Mademoiselle Chevreuse, beaucoup plus riche qu’André, faisait pourtant scandale par son audace à monter seule sur un cheval, et sa selle anglaise était une curiosité pour les passants. Sa monture était cependant bien modeste ; c’était une pouliche du pays élevée par elle dans ses prés et dressée à la connaître et à la suivre comme un chien. Son métayer avait jeté les hauts cris le jour où elle avait déclaré qu’elle voulait la garder pour s’en servir. Elle avait dû lui donner la moitié du prix, ce qui n’empêchait pas tout le personnel de la métairie de se lamenter sur les dangers auxquels la demoiselle allait s’exposer.

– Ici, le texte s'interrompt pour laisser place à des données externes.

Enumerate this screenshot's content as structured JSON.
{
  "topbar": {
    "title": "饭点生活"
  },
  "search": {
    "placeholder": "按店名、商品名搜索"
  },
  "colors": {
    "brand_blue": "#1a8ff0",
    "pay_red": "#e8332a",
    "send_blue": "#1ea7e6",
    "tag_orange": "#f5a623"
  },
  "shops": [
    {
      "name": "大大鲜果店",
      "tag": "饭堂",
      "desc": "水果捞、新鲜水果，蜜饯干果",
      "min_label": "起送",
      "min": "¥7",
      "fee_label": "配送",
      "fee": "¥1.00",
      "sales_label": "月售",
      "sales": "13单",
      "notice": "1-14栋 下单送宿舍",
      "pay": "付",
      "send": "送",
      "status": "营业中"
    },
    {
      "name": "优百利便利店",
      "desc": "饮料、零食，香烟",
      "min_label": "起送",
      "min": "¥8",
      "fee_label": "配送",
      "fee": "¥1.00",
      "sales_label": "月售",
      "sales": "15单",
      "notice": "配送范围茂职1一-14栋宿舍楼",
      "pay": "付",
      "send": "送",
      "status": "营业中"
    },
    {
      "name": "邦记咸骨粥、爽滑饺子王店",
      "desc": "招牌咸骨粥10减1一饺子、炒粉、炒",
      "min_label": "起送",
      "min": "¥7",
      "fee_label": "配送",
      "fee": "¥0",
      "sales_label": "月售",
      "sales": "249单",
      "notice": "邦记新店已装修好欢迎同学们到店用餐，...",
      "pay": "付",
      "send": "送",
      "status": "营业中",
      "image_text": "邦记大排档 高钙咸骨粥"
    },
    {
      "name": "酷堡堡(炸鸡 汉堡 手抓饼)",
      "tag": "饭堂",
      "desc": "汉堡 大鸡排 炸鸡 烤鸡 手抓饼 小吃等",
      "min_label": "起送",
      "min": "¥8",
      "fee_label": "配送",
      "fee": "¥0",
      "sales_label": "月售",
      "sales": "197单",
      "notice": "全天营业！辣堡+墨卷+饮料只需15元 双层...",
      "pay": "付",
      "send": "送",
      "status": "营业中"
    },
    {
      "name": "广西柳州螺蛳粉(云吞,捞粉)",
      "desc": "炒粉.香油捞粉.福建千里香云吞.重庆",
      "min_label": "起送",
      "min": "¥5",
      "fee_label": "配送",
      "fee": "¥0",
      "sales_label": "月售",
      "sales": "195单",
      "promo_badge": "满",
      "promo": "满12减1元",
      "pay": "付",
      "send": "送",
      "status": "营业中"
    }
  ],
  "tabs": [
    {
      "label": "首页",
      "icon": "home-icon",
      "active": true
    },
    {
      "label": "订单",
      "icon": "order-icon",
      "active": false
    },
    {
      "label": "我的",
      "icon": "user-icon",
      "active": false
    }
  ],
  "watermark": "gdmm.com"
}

La jument était laide, et toujours maigre malgré les bons soins de sa maîtresse ; c’était une nature de cheval de landes, ardente et sobre, souple dans ses allures, adroite dans les mauvais chemins, volontiers folâtre, mais sans malice, n’ayant peur de rien, docile par attachement à son écuyère, mais ne se laissant pas volontiers monter par toute autre personne.